Introduction:
Consider a classification problem of $\mathbb{R}^n$ into $\mathbb{R}^2$. Let $\mathcal{U}$ be a set of instances whose class is unknown, but can be discovered paying a cost $\gamma$ for each instance.
Goal:
To create a Machine-Learning classifier capable of predicting the class of a new instance from $\mathcal{U}$ with an $\alpha$% accuracy (AUC, or any other metric), minimizing the total cost, which is given by $\gamma$ times the number of instances for which the class has to be discovered.
Solution:
The solution is to subselect instances from $\mathcal{U}$, discover their classes and collect them into a training dataset $\mathcal{T}$.
Problem:
The cost is $C = \gamma \times |\mathcal{T}|$. How to optimize $C$?
Consider the following scenarios:
instances are randomly selected from $\mathcal{U}$, discovered, and collected into a training dataset. The process stops when the predictor achieves a threshold goodness.

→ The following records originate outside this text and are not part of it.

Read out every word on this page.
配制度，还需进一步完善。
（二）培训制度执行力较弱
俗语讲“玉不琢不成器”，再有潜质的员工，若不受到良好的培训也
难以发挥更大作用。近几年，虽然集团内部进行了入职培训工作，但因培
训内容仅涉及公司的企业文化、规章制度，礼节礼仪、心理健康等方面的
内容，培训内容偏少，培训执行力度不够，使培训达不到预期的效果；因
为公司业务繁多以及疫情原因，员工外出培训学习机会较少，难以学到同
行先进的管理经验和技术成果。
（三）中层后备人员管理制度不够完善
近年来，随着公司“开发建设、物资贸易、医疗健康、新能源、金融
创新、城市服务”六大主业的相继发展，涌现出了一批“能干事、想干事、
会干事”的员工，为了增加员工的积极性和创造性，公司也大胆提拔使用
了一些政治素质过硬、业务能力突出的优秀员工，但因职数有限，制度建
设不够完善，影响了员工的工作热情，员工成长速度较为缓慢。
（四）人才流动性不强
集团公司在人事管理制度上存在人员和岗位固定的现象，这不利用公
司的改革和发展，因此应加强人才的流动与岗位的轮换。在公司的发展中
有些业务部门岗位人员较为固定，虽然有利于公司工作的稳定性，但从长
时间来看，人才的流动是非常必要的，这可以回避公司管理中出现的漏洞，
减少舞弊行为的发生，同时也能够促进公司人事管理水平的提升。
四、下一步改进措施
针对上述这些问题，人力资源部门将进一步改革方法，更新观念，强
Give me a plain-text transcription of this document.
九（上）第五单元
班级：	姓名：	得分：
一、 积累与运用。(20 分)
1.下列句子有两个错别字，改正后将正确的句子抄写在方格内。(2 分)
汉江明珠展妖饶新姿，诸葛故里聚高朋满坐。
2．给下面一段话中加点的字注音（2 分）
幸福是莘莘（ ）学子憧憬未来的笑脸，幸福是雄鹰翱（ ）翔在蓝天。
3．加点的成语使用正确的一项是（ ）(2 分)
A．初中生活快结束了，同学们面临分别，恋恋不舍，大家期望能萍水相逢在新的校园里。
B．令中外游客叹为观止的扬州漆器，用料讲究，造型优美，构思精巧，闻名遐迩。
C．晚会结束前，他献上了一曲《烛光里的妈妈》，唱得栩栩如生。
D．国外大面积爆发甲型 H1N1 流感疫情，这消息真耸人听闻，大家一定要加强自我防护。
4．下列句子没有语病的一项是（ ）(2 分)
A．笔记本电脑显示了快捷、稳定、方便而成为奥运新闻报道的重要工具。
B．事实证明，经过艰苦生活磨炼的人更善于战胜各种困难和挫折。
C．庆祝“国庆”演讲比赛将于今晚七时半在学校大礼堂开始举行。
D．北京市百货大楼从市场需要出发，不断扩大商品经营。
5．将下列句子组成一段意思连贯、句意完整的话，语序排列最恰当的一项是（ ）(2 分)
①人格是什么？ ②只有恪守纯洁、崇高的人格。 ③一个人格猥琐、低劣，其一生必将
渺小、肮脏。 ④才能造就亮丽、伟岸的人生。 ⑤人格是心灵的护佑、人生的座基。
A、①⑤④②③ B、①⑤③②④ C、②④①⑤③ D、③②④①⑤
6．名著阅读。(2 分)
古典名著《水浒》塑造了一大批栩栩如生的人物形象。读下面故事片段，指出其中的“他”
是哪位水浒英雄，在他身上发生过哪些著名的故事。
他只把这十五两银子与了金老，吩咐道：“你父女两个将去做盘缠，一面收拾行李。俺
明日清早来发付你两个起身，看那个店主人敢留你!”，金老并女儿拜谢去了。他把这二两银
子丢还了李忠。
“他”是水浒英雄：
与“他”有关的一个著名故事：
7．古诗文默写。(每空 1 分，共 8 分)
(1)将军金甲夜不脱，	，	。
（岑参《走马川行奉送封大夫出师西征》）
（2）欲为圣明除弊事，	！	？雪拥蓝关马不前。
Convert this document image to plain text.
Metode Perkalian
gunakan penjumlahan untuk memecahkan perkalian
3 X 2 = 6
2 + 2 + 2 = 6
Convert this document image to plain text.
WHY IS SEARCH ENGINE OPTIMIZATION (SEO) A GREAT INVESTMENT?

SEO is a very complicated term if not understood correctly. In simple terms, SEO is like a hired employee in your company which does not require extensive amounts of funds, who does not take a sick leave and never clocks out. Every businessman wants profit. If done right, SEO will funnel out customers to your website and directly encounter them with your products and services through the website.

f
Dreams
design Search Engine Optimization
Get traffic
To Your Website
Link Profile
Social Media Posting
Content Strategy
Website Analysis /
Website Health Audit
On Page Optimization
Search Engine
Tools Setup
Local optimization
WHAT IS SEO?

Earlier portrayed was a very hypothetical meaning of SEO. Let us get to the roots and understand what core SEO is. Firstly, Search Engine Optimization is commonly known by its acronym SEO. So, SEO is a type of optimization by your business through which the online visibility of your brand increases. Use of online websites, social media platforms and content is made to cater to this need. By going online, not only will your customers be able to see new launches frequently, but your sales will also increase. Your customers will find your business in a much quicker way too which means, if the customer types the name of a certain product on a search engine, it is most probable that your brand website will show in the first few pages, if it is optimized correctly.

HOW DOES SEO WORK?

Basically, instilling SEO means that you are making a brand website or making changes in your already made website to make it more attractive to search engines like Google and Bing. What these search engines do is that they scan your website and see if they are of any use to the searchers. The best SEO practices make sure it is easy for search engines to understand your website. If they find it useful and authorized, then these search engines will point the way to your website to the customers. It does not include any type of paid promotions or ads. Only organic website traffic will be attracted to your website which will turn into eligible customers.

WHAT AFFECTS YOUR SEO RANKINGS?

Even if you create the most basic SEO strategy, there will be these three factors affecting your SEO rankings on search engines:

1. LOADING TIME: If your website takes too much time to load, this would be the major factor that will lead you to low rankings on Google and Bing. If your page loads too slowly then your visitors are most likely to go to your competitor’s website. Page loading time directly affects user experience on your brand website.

instances are randomly selected from $\mathcal{U}$, the predictor is executed on them obtaining the predicted classes. Then, instances of the more present class in $\mathcal{T}$ are ruled out, while only the others's class is discovered, paying $\beta$ for each one of them. This way, the presence of both classes in $\mathcal{T}$ will be evened by the own predictor, which will in theory lead to a better performance.
Questions:
What do you think about scenario 2)? Is it reasonable? Am I missing something? I've been searching on the internet but didn't find anything similar to my problem. Do you know any similar study?